The Yoga philosophy, though thousands of years old, has been found to fill the physical, emotional, and spiritual needs of man better than any known doctrine. It is practiced throughout the world by people of all ages and in all walks of life, it is taught today as it was taught centuries ago, it fits readily into almost every lifestyle.
This program is a basic course in two aspects of Yoga: Hatha Yoga and Yoga nutrition. To increase the resultant benefits-practice both the Yoga postures and the Yoga nutrition. Yoga give you emotional support, physical improvement and spiritual development.
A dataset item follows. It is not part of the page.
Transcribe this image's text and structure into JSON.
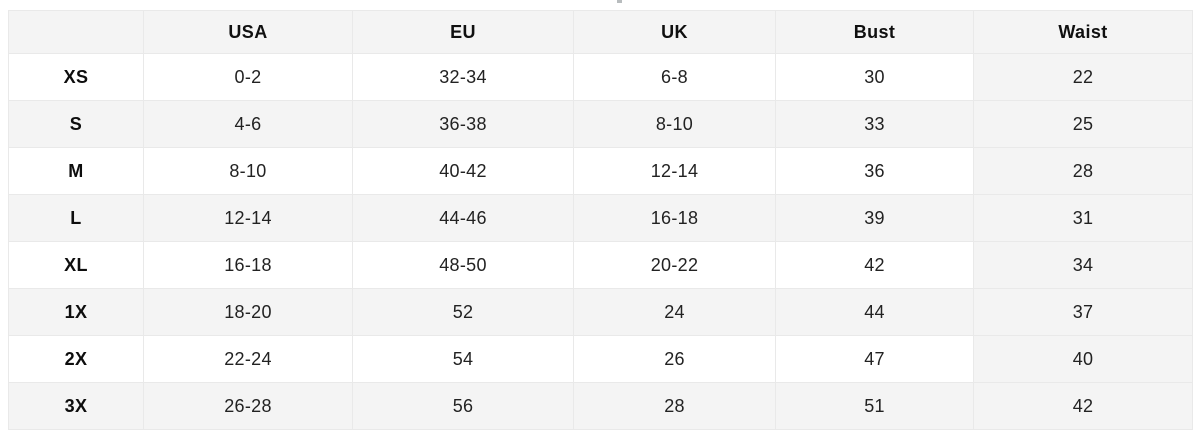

Yoga has been of immeasurable benefit to me, and it pleases me to know that you are interested in Yoga. I extend to you my sincerest wishes for your health and peace of mind and i leave you with the thought that no one can give you health or peace but you, yourself. Your practice of Yoga will be, perhaps, the most decisive step you will take toward these goals.
"THE LEG PULL"
HOW TO PRACTISE 'THE LEG PULL'
Hold the stretch for the count of 1.
Do the exercise 3 times.
TIPS
Try to keep your knees straight and your legs together throughout the exercise. Gently pull yourself forward until you feel a comfortable stretch in your back, then hold that position. Move slowly. As you progress and gain more flexibility, your elbows will come closer to the floor, and your forehead closer to your knees. Eventually you will be able to do the exercise to its completion.
BENEFITS
Keeps your spine flexible
Relaxes your tight back and neck muscles
Stretches the muscles and tendons in your legs.
(1)
Sit with your legs straight out before you with your hands on your kness. Stretch your arms upward.
(2)
Slowly stretch forward and grasp your legs as close to your ankles as you can comfortably manage.
(3)
Bend your elbows and gently pull the upper part of your body forward. Try to touch your elbows to the floor, and your forehead to your knees. Hold.
(4)
Keep your chin close to your chest as you straighten up. Straighten first your lower back, your middle back, and then your shoulders. Raise your head. Let your hands slide up your legs as you uncurl to a sitting position.